God I feel like an ogre now. But all I'm sayin' is that not only is the kitten not the kind I always wanted, but it already has a name. A name that I wouldn't have picked out for it. The only reason I didn't feel like throwing my horrible self out my 6th story window is because I knew that Shea wanted this cat really, really bad. More than me. How did I know this? Because I've known her since I was 8 (and have the videos to prove it). That's why I immediately went in to Project Hasty SELL!™ -mode and successfully convinced her to pick up the cat this weekend and see if she and Struessel can get along. Because that's what friends do - they convince their best friend's to do the right thing.
This little conversation throws in to sharp relief the fact that all my friends think I have some commitment issues. I beg to differ. They're not commitment issues, I just take being a kitty mom very seriously. And I want to give my kitty a good home. And... and... and... oh who am I kidding. I have commitment issues. But I'm still not getting Snowball cuz she's not what I want. I might have commitment issues but I can still be picky. My search will go on.
I leave you now with my most favorite! cat picture! EVER! This is Menudo.
Comments
I think you probably did the right thing - I'm not convinced that a 6th floor apartment is the ideal place for a cat - cats need easy outdoor access, so you'd have had to take it for walks on a leash or something lol.
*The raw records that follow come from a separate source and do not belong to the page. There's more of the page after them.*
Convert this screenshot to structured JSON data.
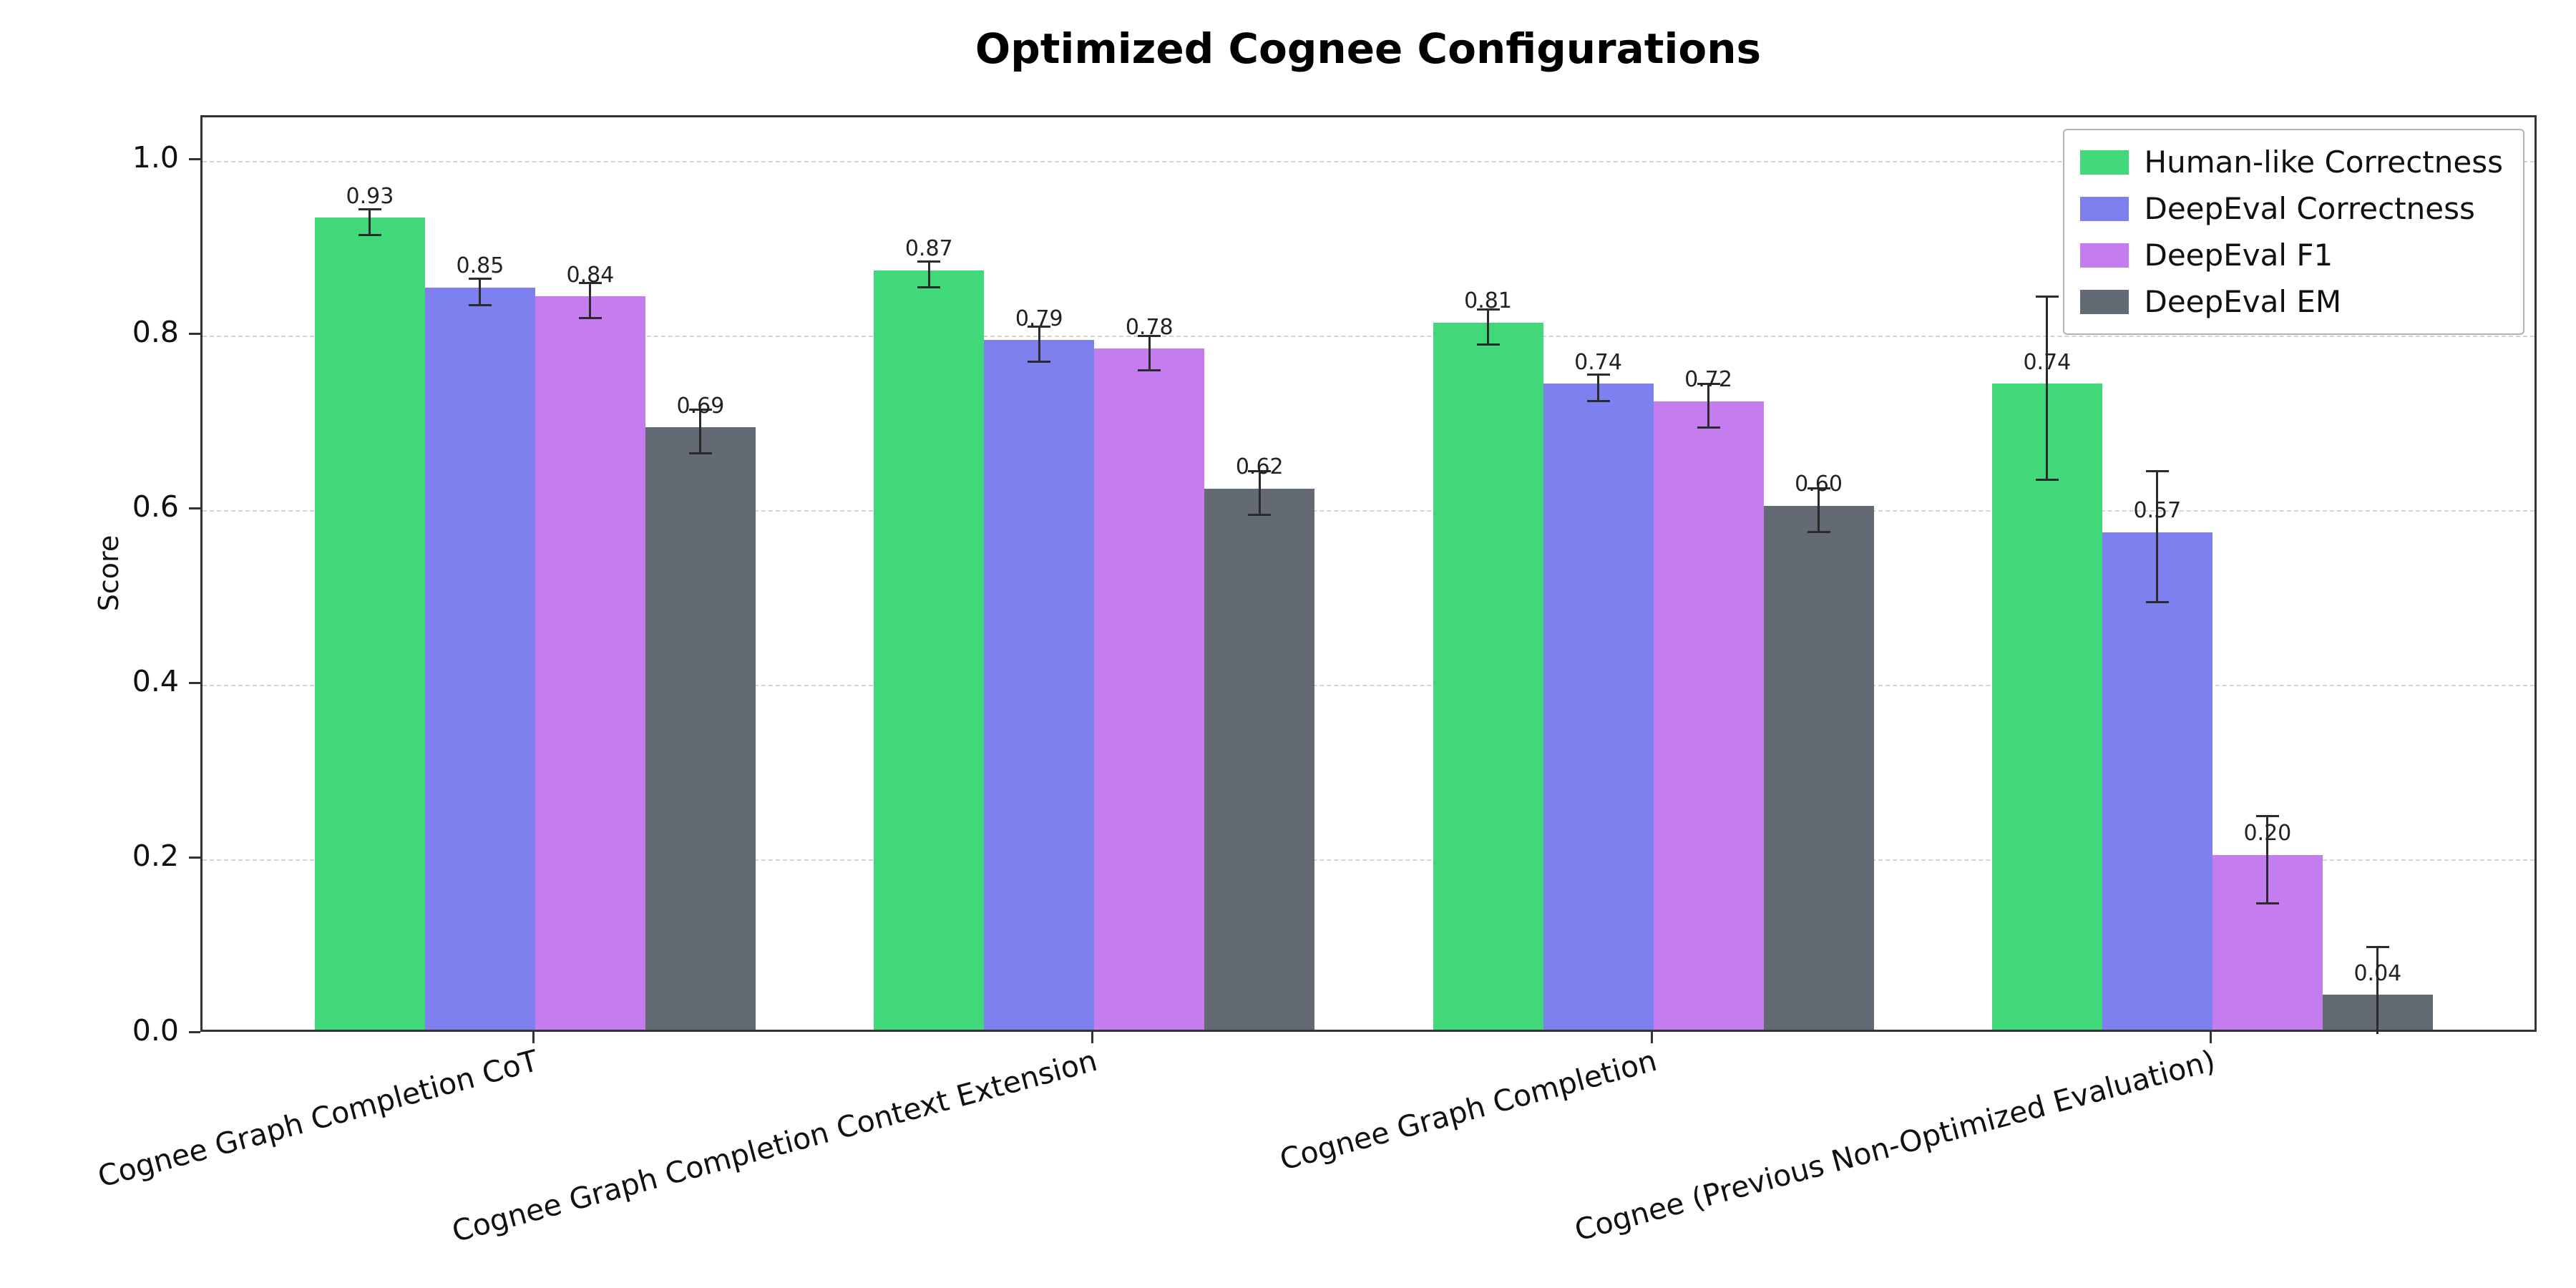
{
  "chart_data": {
    "type": "bar",
    "title": "Optimized Cognee Configurations",
    "xlabel": "",
    "ylabel": "Score",
    "ylim": [
      0.0,
      1.05
    ],
    "yticks": [
      0.0,
      0.2,
      0.4,
      0.6,
      0.8,
      1.0
    ],
    "grid": "horizontal-dashed",
    "legend_position": "upper-right",
    "bar_label_decimals": 2,
    "error_bar_color": "#2b2b2b",
    "categories": [
      "Cognee Graph Completion CoT",
      "Cognee Graph Completion Context Extension",
      "Cognee Graph Completion",
      "Cognee (Previous Non-Optimized Evaluation)"
    ],
    "series": [
      {
        "name": "Human-like Correctness",
        "color": "#41d87a",
        "values": [
          0.93,
          0.87,
          0.81,
          0.74
        ],
        "errors": [
          0.015,
          0.015,
          0.02,
          0.105
        ]
      },
      {
        "name": "DeepEval Correctness",
        "color": "#7d80ee",
        "values": [
          0.85,
          0.79,
          0.74,
          0.57
        ],
        "errors": [
          0.015,
          0.02,
          0.015,
          0.075
        ]
      },
      {
        "name": "DeepEval F1",
        "color": "#c47cee",
        "values": [
          0.84,
          0.78,
          0.72,
          0.2
        ],
        "errors": [
          0.02,
          0.02,
          0.025,
          0.05
        ]
      },
      {
        "name": "DeepEval EM",
        "color": "#646a73",
        "values": [
          0.69,
          0.62,
          0.6,
          0.04
        ],
        "errors": [
          0.025,
          0.025,
          0.025,
          0.06
        ]
      }
    ]
  }
}
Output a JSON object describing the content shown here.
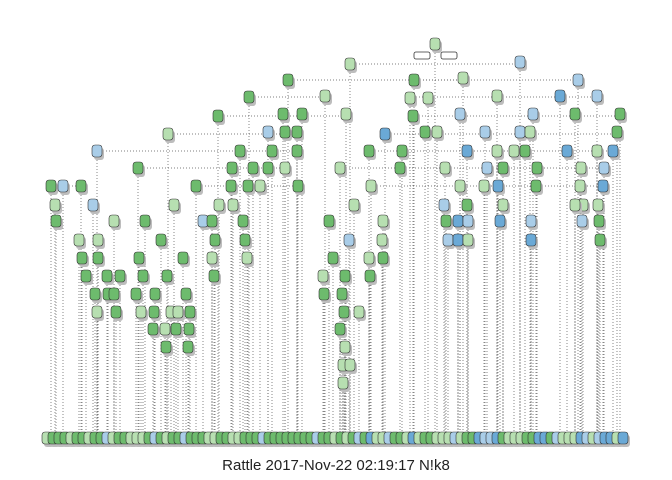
{
  "caption": "Rattle 2017-Nov-22 02:19:17 N!k8",
  "colors": {
    "green": "#6dbb6d",
    "light_green": "#b7dfb1",
    "light_blue": "#a9cde8",
    "blue": "#6aa9d6",
    "node_border": "#333333",
    "edge": "#555555",
    "shadow": "#bdbdbd"
  },
  "tree": {
    "type": "decision-tree",
    "node_shape": "rounded-rectangle",
    "leaf_row": "bottom",
    "classes": [
      "green",
      "light_green",
      "light_blue",
      "blue"
    ]
  }
}
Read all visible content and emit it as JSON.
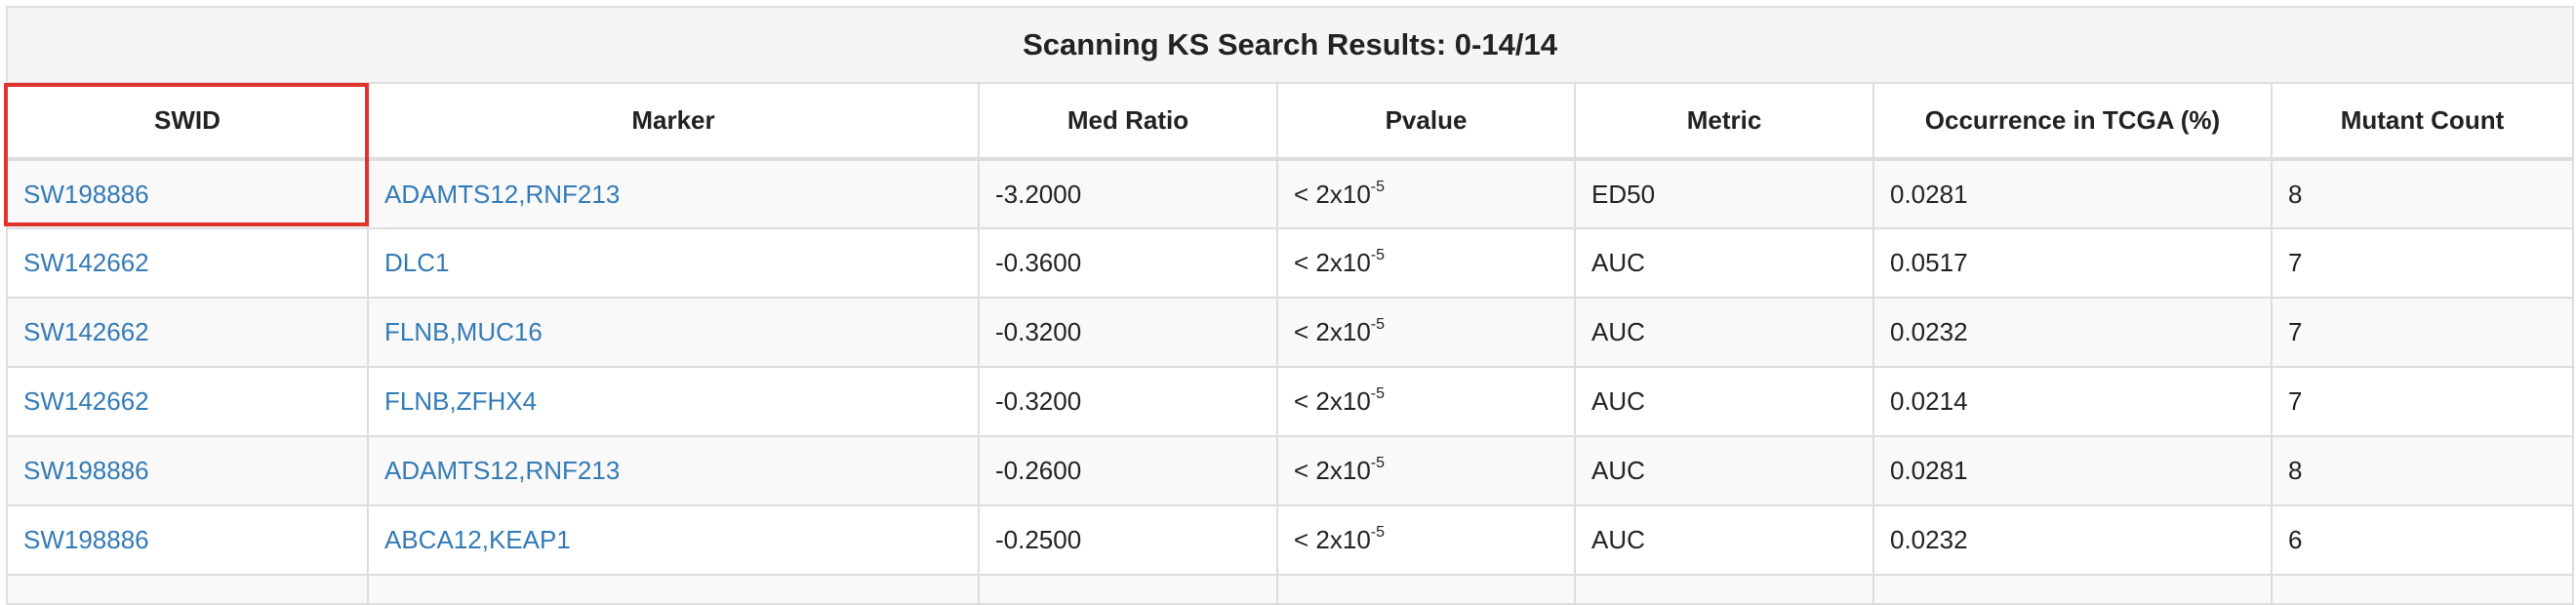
{
  "table": {
    "caption": "Scanning KS Search Results: 0-14/14",
    "headers": [
      "SWID",
      "Marker",
      "Med Ratio",
      "Pvalue",
      "Metric",
      "Occurrence in TCGA (%)",
      "Mutant Count"
    ],
    "rows": [
      {
        "swid": "SW198886",
        "marker": "ADAMTS12,RNF213",
        "med_ratio": "-3.2000",
        "pvalue": "< 2x10",
        "pvalue_exp": "-5",
        "metric": "ED50",
        "occurrence": "0.0281",
        "mutant_count": "8"
      },
      {
        "swid": "SW142662",
        "marker": "DLC1",
        "med_ratio": "-0.3600",
        "pvalue": "< 2x10",
        "pvalue_exp": "-5",
        "metric": "AUC",
        "occurrence": "0.0517",
        "mutant_count": "7"
      },
      {
        "swid": "SW142662",
        "marker": "FLNB,MUC16",
        "med_ratio": "-0.3200",
        "pvalue": "< 2x10",
        "pvalue_exp": "-5",
        "metric": "AUC",
        "occurrence": "0.0232",
        "mutant_count": "7"
      },
      {
        "swid": "SW142662",
        "marker": "FLNB,ZFHX4",
        "med_ratio": "-0.3200",
        "pvalue": "< 2x10",
        "pvalue_exp": "-5",
        "metric": "AUC",
        "occurrence": "0.0214",
        "mutant_count": "7"
      },
      {
        "swid": "SW198886",
        "marker": "ADAMTS12,RNF213",
        "med_ratio": "-0.2600",
        "pvalue": "< 2x10",
        "pvalue_exp": "-5",
        "metric": "AUC",
        "occurrence": "0.0281",
        "mutant_count": "8"
      },
      {
        "swid": "SW198886",
        "marker": "ABCA12,KEAP1",
        "med_ratio": "-0.2500",
        "pvalue": "< 2x10",
        "pvalue_exp": "-5",
        "metric": "AUC",
        "occurrence": "0.0232",
        "mutant_count": "6"
      }
    ]
  },
  "colors": {
    "link": "#337ab7",
    "highlight_border": "#e0332c",
    "grid_border": "#dddddd",
    "stripe": "#f9f9f9"
  }
}
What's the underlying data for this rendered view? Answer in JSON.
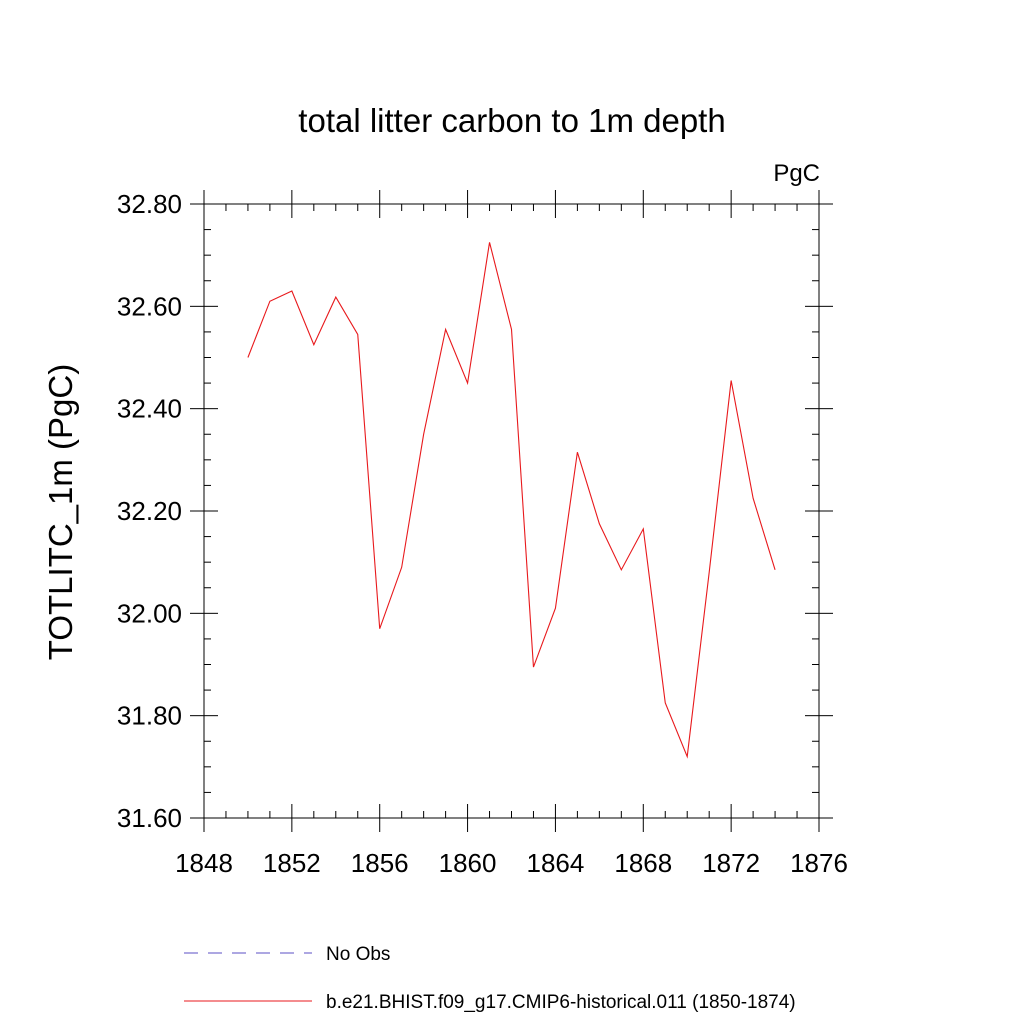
{
  "chart_data": {
    "type": "line",
    "title": "total litter carbon to 1m depth",
    "units_label": "PgC",
    "xlabel": "",
    "ylabel": "TOTLITC_1m  (PgC)",
    "xlim": [
      1848,
      1876
    ],
    "ylim": [
      31.6,
      32.8
    ],
    "x_ticks": [
      1848,
      1852,
      1856,
      1860,
      1864,
      1868,
      1872,
      1876
    ],
    "y_ticks": [
      31.6,
      31.8,
      32.0,
      32.2,
      32.4,
      32.6,
      32.8
    ],
    "x_tick_labels": [
      "1848",
      "1852",
      "1856",
      "1860",
      "1864",
      "1868",
      "1872",
      "1876"
    ],
    "y_tick_labels": [
      "31.60",
      "31.80",
      "32.00",
      "32.20",
      "32.40",
      "32.60",
      "32.80"
    ],
    "grid": false,
    "legend_position": "bottom",
    "legend": [
      {
        "label": "No Obs",
        "color": "#5b4fc4",
        "style": "dashed"
      },
      {
        "label": "b.e21.BHIST.f09_g17.CMIP6-historical.011 (1850-1874)",
        "color": "#e8191c",
        "style": "solid"
      }
    ],
    "series": [
      {
        "name": "b.e21.BHIST.f09_g17.CMIP6-historical.011 (1850-1874)",
        "color": "#e8191c",
        "x": [
          1850,
          1851,
          1852,
          1853,
          1854,
          1855,
          1856,
          1857,
          1858,
          1859,
          1860,
          1861,
          1862,
          1863,
          1864,
          1865,
          1866,
          1867,
          1868,
          1869,
          1870,
          1871,
          1872,
          1873,
          1874
        ],
        "values": [
          32.5,
          32.61,
          32.63,
          32.525,
          32.618,
          32.545,
          31.97,
          32.09,
          32.35,
          32.555,
          32.45,
          32.725,
          32.555,
          31.895,
          32.01,
          32.315,
          32.175,
          32.085,
          32.165,
          31.825,
          31.72,
          32.08,
          32.455,
          32.225,
          32.085
        ]
      }
    ]
  }
}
Can Doc come and stay with you for a holiday?
Sweetie. We don't *think* you have a commitment problem, we *know* you do.
Not that there's anything wrong with that.
HEY! isn't it just like the pot to call the kettle black you!
I can spot the commitment issues only because I know them all too well.
LMAO....hey "insult the comic dog" would say "isn't that vomit telling poop it stinks"......sorry heard that today and had to use it the first opportunity I could.
It's ok Margaret. I understand if you live on the 6th floor, snowball will just be living on the cold cement sub-floor of the pound if you would like to go visit her! (sniff sniff)
I think you did the right thing, if you have those committment issues even with a cat it's cool, really.